Sigle, meanwhile, said he is so upset by the decision to again allow smoking that he is now taking his business all the way to Indio.

“It’s kind of ridiculous that they think it would bring in more players or more money, I don’t see how,” he said. “I used to go in at least once in at least once a week to the Palm Springs one… but I’d rather drive all the way out to Fantasy Springs than deal with the cigarette smoke.”

Sigle said he thinks it is particularly ridiculous that the casino is again allowing smoking given that it just opened a 73,000-square-foot spa at the new tribal museum located across the street from the casino in April. The website for The Spa at Sec-he touts that visitors can soak in mineral spring water that “has proven benefits when it comes to both physical and emotional wellness.”

John Mannion said he has been going to the casino two to three times a week since moving to Palm Springs from San Diego in March. For him, the biggest attraction has always been the steakhouse, which is right off the casino floor and which he considers to be the best in the city. But while he would often stop to gamble for an hour before or after his meal, he says doing so hasn’t held much appeal since the casino greenlit smoking.

“We don’t do that now, it’s just in and out,” he said. “Even in the steakhouse you can smell the smoke, which doesn’t make eating a $60 steak very enjoyable.”

Sigle and Mannion said they are particularly concerned about the impact the decision is having on the casino’s employees, some of whom Mannion says told him they only learned that smoking would again be allowed on the day it was reintroduced.

“Their health should matter,” Sigle said. “You’re putting them in there for their eight hour shifts right in all that cigarette smoke. I think that’s cruel.”

Beyond the second-hand smoke and resulting smell, Mannion said the cigarette smoking makes for a less clean atmosphere as there are now ashtrays all over the place and you might sit down at a machine and find yourself looking at a dirty one.

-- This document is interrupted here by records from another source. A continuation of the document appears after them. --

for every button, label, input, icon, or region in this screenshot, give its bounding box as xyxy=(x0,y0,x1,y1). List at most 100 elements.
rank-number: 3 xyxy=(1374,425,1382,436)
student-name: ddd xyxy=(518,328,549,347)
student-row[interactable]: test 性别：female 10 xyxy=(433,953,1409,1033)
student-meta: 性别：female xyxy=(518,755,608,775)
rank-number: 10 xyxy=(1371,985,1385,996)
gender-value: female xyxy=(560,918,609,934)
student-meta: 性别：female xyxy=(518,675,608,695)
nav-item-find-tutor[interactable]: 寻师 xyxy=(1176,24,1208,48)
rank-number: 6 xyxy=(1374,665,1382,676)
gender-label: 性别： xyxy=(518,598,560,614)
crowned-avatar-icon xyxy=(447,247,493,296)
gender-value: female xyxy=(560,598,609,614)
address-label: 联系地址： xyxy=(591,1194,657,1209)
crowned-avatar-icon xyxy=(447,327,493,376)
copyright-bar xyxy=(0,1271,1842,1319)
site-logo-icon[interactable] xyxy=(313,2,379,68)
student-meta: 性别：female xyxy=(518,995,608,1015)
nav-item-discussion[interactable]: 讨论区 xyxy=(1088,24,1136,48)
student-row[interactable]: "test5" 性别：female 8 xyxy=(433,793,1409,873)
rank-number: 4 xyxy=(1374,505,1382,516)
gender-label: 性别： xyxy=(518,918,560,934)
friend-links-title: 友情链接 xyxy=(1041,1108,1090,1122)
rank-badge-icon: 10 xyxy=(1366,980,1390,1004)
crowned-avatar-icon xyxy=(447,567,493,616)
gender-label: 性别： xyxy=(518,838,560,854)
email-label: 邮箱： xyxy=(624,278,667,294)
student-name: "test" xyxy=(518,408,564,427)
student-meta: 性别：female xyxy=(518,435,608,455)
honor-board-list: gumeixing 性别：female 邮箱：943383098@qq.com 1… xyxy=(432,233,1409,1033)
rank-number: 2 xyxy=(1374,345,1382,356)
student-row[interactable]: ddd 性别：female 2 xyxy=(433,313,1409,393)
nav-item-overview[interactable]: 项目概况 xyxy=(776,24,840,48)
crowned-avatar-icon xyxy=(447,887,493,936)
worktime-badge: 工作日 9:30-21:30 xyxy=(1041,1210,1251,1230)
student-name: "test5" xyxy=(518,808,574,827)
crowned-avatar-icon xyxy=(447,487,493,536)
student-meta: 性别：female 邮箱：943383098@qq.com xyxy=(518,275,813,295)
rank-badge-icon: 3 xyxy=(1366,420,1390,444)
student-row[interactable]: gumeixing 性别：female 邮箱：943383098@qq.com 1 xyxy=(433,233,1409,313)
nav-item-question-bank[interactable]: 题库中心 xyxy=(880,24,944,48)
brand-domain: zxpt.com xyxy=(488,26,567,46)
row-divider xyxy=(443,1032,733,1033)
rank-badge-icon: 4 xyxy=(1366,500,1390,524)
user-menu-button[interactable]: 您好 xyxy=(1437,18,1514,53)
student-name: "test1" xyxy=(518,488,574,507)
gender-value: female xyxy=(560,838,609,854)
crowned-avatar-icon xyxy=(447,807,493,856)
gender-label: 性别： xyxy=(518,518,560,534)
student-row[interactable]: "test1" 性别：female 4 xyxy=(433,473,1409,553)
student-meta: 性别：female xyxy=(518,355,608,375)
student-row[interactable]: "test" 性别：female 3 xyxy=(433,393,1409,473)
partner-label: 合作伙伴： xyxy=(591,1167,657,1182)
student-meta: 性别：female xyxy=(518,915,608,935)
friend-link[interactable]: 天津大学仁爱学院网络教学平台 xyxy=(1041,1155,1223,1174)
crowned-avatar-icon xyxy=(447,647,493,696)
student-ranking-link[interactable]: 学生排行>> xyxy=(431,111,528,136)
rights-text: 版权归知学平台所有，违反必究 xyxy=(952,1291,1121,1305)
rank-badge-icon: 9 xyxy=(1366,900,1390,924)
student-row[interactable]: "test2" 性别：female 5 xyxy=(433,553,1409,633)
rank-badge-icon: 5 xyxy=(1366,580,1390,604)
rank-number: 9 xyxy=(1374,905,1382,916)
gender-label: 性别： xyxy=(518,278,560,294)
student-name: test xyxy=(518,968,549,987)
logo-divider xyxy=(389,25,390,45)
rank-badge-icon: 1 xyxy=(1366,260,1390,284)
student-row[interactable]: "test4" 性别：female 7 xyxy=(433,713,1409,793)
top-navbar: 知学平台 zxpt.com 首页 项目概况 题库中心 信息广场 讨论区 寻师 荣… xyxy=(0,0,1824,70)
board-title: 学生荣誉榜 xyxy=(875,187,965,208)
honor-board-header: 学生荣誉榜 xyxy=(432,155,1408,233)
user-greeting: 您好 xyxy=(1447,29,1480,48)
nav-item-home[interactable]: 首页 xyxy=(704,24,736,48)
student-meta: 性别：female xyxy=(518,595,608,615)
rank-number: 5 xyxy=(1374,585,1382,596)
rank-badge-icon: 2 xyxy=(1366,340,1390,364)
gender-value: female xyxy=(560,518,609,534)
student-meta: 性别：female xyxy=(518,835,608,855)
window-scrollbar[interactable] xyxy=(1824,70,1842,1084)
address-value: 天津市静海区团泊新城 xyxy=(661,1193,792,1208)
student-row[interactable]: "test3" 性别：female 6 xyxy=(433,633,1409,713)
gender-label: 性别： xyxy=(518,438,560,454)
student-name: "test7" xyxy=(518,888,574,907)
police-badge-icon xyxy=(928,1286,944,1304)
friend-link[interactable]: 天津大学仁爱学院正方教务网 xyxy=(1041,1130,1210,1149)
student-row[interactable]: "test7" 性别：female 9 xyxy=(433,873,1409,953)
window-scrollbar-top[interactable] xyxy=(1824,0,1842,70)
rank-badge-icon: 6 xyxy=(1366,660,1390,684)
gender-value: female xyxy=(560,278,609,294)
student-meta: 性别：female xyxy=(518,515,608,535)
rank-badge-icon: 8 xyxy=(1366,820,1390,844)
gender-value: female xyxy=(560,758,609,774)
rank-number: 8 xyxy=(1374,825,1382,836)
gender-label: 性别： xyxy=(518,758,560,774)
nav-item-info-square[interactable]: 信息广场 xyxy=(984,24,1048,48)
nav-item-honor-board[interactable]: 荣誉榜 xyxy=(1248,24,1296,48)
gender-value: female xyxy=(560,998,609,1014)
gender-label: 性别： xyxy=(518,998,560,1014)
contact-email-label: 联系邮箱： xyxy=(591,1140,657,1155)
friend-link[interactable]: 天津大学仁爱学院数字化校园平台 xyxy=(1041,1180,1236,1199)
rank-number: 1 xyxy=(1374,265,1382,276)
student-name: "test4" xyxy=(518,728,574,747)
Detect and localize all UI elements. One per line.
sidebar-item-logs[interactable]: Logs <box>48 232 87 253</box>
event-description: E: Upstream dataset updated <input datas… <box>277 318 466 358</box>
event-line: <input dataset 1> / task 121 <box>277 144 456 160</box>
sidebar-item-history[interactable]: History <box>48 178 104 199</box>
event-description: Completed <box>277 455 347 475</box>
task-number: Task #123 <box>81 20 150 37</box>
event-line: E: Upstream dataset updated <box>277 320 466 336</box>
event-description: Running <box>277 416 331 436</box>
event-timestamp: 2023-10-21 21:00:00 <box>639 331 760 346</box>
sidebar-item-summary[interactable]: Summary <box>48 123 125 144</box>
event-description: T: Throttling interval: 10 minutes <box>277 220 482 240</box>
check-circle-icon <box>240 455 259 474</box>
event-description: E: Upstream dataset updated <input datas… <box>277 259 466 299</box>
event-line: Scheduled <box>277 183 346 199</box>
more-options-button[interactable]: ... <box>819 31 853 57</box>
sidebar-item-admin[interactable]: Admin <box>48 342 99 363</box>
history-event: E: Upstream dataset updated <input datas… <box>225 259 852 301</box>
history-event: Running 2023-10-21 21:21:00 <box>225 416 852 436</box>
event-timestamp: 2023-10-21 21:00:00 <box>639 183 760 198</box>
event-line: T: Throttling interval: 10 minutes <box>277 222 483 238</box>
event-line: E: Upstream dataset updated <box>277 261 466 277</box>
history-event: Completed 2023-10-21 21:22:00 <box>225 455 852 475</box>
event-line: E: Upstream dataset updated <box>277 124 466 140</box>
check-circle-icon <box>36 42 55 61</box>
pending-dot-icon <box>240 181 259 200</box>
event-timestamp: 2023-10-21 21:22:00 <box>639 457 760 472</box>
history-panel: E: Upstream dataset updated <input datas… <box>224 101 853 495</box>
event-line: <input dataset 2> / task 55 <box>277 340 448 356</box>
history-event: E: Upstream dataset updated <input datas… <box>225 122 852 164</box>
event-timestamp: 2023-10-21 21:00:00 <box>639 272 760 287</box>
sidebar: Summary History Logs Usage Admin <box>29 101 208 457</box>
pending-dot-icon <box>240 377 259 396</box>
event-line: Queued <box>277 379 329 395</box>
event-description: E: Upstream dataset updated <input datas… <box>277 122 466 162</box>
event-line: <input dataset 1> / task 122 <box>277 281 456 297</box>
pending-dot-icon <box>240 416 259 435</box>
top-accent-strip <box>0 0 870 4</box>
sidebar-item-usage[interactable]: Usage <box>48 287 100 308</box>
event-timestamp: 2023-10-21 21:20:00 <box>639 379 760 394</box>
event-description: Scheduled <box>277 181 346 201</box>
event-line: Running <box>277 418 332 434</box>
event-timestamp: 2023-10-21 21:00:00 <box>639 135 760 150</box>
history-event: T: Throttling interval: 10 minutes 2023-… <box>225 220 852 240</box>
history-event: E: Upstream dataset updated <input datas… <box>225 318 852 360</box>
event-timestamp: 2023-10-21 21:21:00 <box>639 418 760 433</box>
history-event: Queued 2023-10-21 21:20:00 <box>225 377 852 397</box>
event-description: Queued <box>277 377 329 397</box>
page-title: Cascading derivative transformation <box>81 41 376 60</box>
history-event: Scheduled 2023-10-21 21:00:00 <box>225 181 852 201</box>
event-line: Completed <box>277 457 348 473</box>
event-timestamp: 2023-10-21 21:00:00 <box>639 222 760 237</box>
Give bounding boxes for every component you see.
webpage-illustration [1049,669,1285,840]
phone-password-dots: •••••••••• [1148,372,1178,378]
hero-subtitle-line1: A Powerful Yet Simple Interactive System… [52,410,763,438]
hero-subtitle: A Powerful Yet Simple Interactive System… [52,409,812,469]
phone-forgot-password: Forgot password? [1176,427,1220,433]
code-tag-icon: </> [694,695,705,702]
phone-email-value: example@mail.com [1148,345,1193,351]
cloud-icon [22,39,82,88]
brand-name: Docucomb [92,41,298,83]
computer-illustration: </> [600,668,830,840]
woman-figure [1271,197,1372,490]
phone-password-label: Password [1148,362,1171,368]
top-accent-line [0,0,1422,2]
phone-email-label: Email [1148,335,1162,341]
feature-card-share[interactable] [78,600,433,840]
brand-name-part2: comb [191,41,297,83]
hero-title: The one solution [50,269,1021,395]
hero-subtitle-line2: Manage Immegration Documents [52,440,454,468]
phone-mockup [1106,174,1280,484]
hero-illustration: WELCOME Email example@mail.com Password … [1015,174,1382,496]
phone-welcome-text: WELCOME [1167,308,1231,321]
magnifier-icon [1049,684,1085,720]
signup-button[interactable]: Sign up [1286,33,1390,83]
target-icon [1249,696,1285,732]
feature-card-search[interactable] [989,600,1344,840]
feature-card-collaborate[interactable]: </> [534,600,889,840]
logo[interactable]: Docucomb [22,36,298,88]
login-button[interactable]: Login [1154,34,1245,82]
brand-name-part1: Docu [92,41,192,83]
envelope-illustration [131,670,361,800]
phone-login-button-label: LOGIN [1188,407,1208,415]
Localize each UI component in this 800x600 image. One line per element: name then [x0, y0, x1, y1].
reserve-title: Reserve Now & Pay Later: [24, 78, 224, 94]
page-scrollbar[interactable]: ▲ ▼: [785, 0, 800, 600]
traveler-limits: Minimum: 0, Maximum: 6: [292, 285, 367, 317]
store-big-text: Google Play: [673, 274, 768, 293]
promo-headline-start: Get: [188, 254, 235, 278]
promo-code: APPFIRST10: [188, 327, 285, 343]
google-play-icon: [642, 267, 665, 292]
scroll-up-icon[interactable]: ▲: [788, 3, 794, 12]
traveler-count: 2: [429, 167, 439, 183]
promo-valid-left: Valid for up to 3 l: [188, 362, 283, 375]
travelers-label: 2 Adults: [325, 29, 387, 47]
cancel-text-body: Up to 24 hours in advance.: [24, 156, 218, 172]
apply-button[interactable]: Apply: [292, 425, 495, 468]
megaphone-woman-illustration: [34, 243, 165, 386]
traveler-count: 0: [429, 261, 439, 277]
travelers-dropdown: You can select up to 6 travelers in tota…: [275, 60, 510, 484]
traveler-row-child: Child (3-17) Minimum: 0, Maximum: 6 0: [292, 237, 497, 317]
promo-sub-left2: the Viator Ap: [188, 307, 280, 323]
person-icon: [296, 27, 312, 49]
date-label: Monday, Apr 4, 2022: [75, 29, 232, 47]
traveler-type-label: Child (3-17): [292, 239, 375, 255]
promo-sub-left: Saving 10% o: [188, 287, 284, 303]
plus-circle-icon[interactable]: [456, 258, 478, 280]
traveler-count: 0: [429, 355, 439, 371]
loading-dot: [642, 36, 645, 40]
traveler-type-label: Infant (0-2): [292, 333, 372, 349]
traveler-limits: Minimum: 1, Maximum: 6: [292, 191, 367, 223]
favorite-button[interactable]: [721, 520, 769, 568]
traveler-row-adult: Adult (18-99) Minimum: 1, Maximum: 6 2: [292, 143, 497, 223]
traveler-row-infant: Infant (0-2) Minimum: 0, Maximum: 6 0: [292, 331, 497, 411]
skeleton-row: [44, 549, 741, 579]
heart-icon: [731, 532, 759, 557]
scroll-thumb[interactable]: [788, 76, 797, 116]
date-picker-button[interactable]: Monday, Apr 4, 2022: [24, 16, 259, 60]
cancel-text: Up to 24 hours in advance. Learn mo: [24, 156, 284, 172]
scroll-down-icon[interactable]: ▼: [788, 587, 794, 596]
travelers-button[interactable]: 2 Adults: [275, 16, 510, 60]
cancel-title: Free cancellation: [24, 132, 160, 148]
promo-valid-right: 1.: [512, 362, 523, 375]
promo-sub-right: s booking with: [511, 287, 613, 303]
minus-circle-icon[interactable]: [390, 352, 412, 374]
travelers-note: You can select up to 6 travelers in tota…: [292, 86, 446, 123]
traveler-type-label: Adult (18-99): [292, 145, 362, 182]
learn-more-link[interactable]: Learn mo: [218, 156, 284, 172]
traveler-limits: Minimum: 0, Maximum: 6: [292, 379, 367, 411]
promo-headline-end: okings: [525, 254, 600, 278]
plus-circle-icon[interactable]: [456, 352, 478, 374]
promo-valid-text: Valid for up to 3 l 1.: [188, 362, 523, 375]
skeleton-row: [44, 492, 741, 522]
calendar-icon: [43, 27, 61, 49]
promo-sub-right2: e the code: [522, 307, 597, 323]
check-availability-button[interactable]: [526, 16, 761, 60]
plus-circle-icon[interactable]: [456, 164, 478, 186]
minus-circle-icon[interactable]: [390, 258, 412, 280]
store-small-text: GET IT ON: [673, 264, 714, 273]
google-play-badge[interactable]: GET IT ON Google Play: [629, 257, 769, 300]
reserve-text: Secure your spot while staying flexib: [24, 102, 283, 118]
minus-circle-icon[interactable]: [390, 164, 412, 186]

The decision to reallow smoking could also have impacts on those who go to the casino for other reasons beyond gambling and dining. The producer of the Jazzville jazz series held inside the casino’s non-smoking Cascade Lounge responded to Sigle’s post asking people not to boycott Jazzville, noting that the series is independent and that’s its “just a 15-second walk” from the casino entrance to the lounge.

But while the tribe has put its money on smoking, Sigle wonders how that bet could possibly pay off. Still, it's one the tribe is not alone in making. The Spotlight 29 casino allows smoking, while Casino Morongo limits it to a room containing about 100 slot machines.

In 2022, the California Department of Public Health reported that 6.2% of adults in the state reported currently smoking, a number the agency said was lower than ever before. Meanwhile, 4.3% reported vaping, a number that has remained relatively stable since the agency began tracking it in 2017.

“They're thinking like they're in Las Vegas or something and they're not,” Sigle said. “In California there are less smokers than ever before. Why would you try to cater to a minimum amount of people?"